Why Classical Education?
Since […] God’s creative and redemptive work is about […] the making of persons in his own image–it follows that an education that helps make us more fully persons is especially important to Christians. – Arthur Holmes
Education for a Full Life Well-Lived
It is an immensely practical thing to have an education that is suited for whatever may come, but possessing an education like that is no easy feat. For such an education to exist, it must engage the whole person. It must focus primarily on living life well. It must be an education promoting shalom, a “universal flourishing, wholeness, and delight.”

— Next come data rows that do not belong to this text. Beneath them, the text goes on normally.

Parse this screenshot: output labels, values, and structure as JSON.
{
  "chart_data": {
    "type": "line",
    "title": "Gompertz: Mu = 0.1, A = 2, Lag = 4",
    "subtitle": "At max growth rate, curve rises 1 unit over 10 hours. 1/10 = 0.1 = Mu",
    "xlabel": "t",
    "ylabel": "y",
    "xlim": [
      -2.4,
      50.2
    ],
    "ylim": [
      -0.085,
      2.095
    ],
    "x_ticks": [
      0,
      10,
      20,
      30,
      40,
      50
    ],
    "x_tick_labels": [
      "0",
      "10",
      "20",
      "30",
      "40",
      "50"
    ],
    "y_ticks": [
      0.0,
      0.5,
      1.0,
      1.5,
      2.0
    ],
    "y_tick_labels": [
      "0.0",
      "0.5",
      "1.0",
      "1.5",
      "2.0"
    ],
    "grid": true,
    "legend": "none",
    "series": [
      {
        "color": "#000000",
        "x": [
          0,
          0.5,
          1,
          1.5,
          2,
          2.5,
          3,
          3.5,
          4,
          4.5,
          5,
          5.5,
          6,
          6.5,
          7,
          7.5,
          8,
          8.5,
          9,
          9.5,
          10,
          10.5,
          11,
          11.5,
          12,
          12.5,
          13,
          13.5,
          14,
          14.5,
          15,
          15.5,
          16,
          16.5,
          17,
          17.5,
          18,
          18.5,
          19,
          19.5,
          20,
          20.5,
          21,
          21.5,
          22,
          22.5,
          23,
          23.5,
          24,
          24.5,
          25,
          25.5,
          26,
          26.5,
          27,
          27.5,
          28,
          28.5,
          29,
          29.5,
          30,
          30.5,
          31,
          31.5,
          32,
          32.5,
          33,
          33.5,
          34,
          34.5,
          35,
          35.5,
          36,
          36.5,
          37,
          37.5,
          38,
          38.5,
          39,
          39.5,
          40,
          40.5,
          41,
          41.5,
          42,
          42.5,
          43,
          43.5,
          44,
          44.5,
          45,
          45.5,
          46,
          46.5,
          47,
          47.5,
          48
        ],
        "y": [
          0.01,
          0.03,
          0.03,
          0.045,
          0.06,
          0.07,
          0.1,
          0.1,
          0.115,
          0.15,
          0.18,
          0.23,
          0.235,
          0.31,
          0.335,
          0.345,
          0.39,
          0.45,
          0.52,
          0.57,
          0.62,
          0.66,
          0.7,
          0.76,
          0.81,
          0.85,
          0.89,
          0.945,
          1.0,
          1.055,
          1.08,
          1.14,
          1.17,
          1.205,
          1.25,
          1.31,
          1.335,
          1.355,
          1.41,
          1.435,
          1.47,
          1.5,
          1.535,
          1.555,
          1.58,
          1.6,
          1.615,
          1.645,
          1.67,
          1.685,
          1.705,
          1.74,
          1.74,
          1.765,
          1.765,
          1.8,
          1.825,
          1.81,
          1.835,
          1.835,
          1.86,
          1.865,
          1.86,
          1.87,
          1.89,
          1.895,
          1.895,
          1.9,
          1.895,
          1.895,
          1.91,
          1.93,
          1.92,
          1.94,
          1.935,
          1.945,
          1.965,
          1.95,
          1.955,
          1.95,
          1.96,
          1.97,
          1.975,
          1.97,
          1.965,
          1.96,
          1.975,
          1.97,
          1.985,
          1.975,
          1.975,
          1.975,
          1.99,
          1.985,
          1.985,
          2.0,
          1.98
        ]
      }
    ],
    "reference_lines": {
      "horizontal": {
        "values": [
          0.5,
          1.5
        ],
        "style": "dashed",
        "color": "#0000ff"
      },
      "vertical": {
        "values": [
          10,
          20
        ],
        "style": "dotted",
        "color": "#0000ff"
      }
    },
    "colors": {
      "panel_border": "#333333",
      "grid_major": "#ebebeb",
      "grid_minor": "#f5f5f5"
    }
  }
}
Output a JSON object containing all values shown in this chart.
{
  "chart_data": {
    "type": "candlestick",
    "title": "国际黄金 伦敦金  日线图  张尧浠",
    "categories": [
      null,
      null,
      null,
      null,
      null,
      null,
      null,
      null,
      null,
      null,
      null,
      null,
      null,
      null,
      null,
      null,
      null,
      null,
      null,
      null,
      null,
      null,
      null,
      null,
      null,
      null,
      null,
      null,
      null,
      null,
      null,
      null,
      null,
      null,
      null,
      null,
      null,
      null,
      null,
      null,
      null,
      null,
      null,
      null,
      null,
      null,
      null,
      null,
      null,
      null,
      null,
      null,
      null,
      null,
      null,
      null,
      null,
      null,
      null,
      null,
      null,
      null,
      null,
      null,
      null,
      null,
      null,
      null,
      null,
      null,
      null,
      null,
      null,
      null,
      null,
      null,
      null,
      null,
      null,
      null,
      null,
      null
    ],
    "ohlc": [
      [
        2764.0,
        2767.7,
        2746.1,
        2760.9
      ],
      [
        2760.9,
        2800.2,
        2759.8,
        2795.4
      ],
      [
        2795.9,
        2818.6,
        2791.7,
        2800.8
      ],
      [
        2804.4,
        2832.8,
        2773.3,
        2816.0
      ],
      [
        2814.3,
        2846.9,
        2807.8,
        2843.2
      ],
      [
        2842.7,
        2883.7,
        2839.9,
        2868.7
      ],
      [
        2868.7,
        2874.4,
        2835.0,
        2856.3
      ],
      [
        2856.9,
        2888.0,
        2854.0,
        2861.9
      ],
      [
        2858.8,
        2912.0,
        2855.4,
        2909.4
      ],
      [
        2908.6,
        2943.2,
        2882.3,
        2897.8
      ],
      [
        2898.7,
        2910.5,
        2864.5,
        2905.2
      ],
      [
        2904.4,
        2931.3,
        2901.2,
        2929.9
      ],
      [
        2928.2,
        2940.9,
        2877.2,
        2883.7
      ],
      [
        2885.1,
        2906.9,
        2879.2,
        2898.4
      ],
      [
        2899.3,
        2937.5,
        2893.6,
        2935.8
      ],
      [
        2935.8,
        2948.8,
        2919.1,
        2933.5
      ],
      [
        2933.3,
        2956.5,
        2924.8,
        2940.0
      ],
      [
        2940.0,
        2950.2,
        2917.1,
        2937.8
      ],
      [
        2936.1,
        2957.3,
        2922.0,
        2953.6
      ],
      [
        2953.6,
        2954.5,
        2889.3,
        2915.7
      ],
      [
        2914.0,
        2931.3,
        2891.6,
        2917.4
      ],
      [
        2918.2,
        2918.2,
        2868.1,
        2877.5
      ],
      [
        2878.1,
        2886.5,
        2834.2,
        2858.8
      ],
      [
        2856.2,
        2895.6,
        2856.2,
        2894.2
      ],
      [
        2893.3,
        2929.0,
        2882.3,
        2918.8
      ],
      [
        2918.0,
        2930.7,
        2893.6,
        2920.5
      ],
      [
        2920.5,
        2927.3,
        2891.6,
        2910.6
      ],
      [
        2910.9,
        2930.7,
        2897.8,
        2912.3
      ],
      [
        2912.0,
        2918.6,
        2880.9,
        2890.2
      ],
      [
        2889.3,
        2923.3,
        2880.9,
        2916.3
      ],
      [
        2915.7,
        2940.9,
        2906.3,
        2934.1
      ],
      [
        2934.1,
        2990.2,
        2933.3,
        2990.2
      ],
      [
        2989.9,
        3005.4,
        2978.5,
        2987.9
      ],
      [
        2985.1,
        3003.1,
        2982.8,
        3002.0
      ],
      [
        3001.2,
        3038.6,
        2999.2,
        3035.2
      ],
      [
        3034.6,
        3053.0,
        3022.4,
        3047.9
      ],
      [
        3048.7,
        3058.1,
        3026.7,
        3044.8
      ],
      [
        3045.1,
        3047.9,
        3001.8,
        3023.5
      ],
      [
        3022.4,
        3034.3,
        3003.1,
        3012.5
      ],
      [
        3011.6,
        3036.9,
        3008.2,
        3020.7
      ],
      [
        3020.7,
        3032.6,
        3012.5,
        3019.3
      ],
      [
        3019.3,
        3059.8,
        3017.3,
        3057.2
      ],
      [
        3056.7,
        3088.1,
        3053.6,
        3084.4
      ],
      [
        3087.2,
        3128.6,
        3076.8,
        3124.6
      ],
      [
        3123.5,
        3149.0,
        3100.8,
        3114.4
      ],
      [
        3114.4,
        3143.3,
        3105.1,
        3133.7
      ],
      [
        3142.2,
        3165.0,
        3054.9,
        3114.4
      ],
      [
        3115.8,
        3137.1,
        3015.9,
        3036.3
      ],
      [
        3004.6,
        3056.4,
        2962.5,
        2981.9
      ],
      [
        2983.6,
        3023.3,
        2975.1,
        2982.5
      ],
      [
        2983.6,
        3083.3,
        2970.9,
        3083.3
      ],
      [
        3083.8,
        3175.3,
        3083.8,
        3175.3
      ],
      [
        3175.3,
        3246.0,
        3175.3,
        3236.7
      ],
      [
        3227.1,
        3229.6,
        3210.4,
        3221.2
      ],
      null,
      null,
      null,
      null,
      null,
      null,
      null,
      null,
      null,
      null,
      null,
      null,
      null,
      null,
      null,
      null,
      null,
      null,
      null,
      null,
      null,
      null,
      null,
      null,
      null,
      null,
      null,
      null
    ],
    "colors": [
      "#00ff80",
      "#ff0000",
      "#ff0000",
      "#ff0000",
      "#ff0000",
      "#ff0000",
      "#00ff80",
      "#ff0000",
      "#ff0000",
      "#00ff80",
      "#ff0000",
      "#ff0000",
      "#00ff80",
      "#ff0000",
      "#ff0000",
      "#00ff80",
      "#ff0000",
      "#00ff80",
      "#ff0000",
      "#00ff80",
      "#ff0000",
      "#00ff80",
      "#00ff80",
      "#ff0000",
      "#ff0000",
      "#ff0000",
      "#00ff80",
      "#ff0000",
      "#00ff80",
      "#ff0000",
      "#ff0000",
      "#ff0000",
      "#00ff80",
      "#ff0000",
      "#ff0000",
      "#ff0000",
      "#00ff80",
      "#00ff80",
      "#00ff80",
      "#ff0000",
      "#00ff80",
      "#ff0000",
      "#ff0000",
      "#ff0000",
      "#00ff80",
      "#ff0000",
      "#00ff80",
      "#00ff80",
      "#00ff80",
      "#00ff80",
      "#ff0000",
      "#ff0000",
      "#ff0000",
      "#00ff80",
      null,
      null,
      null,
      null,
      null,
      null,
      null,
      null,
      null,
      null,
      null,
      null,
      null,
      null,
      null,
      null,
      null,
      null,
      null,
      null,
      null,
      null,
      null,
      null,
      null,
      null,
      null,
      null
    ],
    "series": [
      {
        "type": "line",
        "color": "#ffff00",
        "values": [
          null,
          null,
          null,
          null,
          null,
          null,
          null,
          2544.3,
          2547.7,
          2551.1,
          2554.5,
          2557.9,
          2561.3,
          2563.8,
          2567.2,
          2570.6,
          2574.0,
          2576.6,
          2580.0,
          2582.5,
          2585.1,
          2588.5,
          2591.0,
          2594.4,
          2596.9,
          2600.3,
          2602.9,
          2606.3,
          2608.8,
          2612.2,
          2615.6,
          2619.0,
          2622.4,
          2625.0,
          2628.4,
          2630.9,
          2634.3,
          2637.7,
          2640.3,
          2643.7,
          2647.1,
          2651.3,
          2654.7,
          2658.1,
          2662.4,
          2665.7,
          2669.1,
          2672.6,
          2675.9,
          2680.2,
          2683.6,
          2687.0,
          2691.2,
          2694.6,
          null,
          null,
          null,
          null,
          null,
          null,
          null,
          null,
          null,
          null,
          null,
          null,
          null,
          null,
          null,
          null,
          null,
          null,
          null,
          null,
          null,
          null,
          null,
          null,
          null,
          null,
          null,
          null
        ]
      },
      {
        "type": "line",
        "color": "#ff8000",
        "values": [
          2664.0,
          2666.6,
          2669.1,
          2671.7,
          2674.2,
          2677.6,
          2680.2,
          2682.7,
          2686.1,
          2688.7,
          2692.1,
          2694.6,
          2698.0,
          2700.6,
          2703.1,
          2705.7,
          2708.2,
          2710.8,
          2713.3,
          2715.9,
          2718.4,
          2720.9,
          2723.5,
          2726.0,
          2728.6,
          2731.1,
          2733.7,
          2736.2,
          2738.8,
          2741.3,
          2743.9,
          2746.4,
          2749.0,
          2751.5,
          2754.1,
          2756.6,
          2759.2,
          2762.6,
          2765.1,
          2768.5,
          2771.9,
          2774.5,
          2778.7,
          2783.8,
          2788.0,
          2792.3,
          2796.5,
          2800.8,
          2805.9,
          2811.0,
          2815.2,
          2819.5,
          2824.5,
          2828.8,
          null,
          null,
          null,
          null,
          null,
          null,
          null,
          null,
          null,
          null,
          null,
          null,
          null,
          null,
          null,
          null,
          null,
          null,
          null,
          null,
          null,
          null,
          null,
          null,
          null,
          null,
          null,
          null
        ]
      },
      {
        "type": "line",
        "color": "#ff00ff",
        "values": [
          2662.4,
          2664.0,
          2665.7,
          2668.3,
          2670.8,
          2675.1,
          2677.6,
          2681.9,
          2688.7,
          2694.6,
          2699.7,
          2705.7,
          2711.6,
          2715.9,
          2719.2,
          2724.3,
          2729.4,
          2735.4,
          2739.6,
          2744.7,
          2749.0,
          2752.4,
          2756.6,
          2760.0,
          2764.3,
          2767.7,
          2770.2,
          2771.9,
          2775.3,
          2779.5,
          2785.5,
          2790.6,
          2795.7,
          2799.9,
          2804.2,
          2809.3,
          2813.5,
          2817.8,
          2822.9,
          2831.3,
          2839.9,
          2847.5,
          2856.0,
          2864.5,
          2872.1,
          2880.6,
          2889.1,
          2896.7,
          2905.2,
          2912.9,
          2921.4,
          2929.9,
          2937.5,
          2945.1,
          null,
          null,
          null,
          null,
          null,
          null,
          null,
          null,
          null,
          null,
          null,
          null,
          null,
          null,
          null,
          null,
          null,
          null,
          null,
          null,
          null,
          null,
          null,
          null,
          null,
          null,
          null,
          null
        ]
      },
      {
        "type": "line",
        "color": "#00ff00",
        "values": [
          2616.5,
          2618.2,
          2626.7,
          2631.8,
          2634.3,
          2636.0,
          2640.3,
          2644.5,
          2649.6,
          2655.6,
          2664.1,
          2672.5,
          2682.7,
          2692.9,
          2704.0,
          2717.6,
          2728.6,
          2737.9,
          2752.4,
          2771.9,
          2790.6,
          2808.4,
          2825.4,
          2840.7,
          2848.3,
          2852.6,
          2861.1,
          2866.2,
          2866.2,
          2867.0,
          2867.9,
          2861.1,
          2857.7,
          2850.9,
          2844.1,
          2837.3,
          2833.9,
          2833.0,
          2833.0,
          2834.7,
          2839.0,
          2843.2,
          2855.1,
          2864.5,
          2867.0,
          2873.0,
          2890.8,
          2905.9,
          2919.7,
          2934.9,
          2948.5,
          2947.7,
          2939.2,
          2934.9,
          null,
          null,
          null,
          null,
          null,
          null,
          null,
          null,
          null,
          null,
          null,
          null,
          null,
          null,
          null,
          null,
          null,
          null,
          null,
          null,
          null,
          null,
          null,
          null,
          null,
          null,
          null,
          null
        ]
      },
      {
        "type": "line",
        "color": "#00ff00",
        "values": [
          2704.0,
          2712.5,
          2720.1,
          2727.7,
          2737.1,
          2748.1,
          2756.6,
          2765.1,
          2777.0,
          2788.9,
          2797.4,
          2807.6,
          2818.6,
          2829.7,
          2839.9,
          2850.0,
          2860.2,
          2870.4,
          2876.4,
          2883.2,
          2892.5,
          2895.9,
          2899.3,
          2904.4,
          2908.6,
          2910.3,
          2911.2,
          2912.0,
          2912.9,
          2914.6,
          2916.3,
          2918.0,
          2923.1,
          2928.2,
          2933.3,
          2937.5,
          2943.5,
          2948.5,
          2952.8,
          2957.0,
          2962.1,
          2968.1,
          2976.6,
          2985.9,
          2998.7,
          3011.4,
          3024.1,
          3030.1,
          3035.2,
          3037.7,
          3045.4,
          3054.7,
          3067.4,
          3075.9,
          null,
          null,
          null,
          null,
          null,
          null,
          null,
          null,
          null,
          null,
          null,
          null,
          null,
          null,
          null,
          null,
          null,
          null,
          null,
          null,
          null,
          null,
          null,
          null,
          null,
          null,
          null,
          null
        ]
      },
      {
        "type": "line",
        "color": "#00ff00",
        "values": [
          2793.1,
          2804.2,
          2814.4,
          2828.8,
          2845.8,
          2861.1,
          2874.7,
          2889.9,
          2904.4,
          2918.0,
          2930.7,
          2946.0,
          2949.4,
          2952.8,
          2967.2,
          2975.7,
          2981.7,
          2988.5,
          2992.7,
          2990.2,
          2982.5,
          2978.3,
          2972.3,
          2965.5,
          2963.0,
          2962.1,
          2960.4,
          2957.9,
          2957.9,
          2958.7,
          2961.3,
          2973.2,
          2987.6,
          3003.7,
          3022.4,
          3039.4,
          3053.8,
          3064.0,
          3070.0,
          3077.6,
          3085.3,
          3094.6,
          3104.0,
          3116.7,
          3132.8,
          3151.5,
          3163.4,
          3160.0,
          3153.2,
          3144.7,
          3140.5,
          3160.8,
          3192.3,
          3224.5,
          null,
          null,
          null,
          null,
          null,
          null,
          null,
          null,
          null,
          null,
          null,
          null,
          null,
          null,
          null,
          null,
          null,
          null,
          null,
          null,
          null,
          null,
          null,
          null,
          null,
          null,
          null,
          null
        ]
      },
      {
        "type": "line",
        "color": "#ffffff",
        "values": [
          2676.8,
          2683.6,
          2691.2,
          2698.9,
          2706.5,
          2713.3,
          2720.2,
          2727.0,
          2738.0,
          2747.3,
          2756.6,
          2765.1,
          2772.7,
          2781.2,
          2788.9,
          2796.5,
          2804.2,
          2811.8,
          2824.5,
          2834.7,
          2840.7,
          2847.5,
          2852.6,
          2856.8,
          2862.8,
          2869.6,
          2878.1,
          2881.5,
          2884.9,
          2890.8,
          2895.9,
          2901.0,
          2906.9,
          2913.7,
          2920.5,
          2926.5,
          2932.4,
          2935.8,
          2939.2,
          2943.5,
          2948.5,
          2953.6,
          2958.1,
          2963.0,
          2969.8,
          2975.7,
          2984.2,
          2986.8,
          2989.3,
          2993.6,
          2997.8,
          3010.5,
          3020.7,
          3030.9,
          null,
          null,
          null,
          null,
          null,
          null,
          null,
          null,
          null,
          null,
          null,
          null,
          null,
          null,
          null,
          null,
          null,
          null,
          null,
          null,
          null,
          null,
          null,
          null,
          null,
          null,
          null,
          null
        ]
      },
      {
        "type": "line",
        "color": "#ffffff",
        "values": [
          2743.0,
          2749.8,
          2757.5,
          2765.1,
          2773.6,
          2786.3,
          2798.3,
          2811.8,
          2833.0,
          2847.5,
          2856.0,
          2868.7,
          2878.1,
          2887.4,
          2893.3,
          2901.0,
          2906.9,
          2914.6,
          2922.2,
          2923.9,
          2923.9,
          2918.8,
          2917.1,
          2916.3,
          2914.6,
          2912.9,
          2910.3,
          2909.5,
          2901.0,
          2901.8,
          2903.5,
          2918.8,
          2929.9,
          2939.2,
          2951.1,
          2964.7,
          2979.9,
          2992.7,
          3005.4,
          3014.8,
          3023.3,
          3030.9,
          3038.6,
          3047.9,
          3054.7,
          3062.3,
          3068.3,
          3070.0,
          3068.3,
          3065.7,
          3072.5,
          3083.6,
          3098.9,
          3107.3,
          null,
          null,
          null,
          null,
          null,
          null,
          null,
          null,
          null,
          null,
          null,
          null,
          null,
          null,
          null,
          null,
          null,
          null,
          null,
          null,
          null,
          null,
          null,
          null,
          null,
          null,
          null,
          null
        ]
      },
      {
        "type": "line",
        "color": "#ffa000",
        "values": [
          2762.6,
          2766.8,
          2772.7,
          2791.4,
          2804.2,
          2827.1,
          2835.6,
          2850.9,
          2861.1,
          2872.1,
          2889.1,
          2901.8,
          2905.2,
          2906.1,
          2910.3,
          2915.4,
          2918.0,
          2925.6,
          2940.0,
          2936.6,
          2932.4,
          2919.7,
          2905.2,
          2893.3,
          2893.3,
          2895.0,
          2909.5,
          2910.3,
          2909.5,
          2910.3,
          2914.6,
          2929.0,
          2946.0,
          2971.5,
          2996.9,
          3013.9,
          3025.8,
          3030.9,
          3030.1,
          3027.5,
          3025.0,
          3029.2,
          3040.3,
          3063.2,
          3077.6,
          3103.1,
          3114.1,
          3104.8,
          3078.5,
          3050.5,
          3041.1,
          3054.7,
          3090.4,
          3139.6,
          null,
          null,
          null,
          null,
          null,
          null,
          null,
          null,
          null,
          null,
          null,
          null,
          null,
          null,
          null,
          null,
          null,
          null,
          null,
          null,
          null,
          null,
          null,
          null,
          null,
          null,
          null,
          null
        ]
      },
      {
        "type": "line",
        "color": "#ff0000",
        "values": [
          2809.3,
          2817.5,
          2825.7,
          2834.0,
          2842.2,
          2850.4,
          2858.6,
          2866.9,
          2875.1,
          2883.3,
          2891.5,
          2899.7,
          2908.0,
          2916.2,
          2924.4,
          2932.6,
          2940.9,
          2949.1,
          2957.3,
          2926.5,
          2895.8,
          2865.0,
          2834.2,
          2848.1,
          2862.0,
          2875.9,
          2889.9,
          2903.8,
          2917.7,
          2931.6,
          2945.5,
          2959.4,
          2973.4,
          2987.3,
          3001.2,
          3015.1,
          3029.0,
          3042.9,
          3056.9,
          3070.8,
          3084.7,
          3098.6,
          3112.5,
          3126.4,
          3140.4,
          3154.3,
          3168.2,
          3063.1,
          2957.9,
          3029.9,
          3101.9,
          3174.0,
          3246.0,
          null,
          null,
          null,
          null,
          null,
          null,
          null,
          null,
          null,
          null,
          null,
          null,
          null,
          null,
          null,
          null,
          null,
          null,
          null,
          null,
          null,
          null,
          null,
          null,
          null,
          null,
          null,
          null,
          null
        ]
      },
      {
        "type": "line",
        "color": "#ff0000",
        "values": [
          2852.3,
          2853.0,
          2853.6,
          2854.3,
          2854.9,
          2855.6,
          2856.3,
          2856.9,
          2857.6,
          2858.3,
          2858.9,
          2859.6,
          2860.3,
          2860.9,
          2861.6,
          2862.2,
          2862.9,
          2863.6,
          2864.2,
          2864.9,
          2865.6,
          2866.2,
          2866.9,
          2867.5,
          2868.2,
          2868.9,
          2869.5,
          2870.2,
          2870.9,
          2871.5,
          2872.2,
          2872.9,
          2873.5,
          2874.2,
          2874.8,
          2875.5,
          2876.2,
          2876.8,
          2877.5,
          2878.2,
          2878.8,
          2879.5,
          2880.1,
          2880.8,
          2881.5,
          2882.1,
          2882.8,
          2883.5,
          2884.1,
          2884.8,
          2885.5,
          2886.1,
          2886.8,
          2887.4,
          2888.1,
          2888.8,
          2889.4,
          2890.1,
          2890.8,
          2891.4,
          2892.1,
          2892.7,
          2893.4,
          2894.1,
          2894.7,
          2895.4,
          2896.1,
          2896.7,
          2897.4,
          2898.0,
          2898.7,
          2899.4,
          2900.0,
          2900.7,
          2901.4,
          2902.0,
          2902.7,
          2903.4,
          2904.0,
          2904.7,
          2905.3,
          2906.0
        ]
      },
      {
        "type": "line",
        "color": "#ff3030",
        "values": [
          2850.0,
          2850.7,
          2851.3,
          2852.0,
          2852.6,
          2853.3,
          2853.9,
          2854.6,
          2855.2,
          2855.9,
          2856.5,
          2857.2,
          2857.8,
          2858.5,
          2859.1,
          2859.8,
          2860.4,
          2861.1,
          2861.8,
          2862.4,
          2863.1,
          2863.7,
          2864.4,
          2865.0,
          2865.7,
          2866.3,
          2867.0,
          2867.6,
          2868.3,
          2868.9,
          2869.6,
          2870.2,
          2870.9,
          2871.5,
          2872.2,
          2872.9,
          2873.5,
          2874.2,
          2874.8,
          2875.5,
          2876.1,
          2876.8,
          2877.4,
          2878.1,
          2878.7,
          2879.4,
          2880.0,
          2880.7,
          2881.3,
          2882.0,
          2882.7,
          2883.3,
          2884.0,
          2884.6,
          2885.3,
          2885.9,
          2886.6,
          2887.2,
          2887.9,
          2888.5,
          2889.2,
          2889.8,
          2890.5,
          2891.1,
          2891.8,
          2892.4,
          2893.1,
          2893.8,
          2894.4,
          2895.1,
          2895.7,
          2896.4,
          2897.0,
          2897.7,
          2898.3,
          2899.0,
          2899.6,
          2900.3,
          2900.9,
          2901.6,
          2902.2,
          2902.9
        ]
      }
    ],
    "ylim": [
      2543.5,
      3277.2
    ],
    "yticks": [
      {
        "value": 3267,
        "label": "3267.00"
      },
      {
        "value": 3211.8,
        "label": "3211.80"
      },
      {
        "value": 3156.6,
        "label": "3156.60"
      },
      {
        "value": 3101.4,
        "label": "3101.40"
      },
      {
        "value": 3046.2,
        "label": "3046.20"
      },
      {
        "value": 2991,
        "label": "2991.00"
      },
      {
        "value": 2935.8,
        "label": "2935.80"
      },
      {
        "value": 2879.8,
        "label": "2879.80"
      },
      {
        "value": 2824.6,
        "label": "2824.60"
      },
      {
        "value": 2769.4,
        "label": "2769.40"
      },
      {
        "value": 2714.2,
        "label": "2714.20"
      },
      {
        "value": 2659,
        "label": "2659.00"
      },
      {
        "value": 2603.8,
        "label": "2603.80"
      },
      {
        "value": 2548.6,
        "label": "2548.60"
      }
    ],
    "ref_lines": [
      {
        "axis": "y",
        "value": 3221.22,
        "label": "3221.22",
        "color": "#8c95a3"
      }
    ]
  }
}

Classical, Christian education is a training in the liberal arts intended to engage the full personhood of each student. It aims to produce a people with wise, well-tempered, and discerning hearts and minds—a people ready and equipped for every good work.
Practically, classical, Christian education creates competent learners by educating students to know, understand, and wisely engage a broad array of disciplines. Though its aims are not pointed at job preparation, it assumes that students will eventually labor in various vocations to earn wages. A classical education is a help and not a hindrance to such trades. It is a broad education producing multifaceted individuals with an excellent foundation on which to build a skilled craft—whether that craft is medicine, industry, management, law, ministry, education, or something else.
In short, a classical education is an education that students can carry with them as they go through life. It enables them to approach the vocation of living with a strongly focused depth perception and a wide peripheral vision. It enables them to ask sound questions and examine information critically. It enables them to communicate clearly and express themselves with confidence.
At Jonathan Edwards Classical Academy, we believe that what we build defines us. As such, an education at our school is meant to take the most excellent bits of things to know—the acknowledgment that we serve a God who is both sovereign and good and a school culture that emphasizes the noble, meek, excellent, and praiseworthy—and bind them together to produce students who eagerly long for the best sorts of things, who can face the unknown world without fear.